I think we're overlooking the beneficial effects of policies that aren't explicitly pro-natal, like the reforms to private tutoring and deflating the real estate bubble. If carried through and properly enforced, these policies will remove the two biggest economic disincentives to having children. I hope to see more efforts to regulate working hours in China (none of this 996 bullshit) and enforcing a healthy work-life balance. My feeling so far is that the "Common Prosperity" program has a lot of such goals in it, even if it doesn't explicitly state that raising birthrates is its objective.
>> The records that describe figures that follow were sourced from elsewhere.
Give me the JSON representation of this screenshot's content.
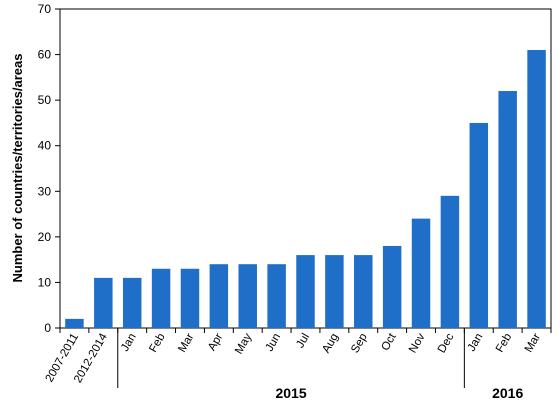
{
  "chart_data": {
    "type": "bar",
    "title": "",
    "xlabel": "",
    "ylabel": "Number of countries/territories/areas",
    "ylim": [
      0,
      70
    ],
    "yticks": [
      0,
      10,
      20,
      30,
      40,
      50,
      60,
      70
    ],
    "grid": false,
    "bar_color": "#1f6fc8",
    "categories": [
      "2007-2011",
      "2012-2014",
      "Jan",
      "Feb",
      "Mar",
      "Apr",
      "May",
      "Jun",
      "Jul",
      "Aug",
      "Sep",
      "Oct",
      "Nov",
      "Dec",
      "Jan",
      "Feb",
      "Mar"
    ],
    "values": [
      2,
      11,
      11,
      13,
      13,
      14,
      14,
      14,
      16,
      16,
      16,
      18,
      24,
      29,
      45,
      52,
      61
    ],
    "groups": [
      {
        "label": "2015",
        "first": 2,
        "last": 13
      },
      {
        "label": "2016",
        "first": 14,
        "last": 16
      }
    ]
  }
}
There are other quasi-economic steps the government could take, which I consider "redistribution of opportunity" as opposed to outright redistribution of wealth (which should certainly be done as well). For instance, I think better educational opportunities like placement in better universities, as well as better job opportunities should be given to applicants with at least one sibling.
But the stickiness of this issue is cultural. Even if having children is economically incentivized, the culture will continue to have a retarding effect. This is why I focus on the point that having children is an emotional decision at least as much as it is an economic one. This is where the Chinese government will have to be more subtle than in the economic sphere. It must mould and guide the culture toward shedding anti-natal and anti-nuclear family elements and raising pro-family ones. What's needed here is a sustained and massive advertising campaign to encourage having children like the old advertising campaigns cigarette companies waged to get people to smoke.
We can view this through an economic lens by considering the "prestige economy." A lot of people's behaviours aren't just to acquire material wealth, but the more nebulous and vague prestige (or "clout", as kids these days put it). Having kids should be seen as accruing prestige, while being without marks one as a loser and failure.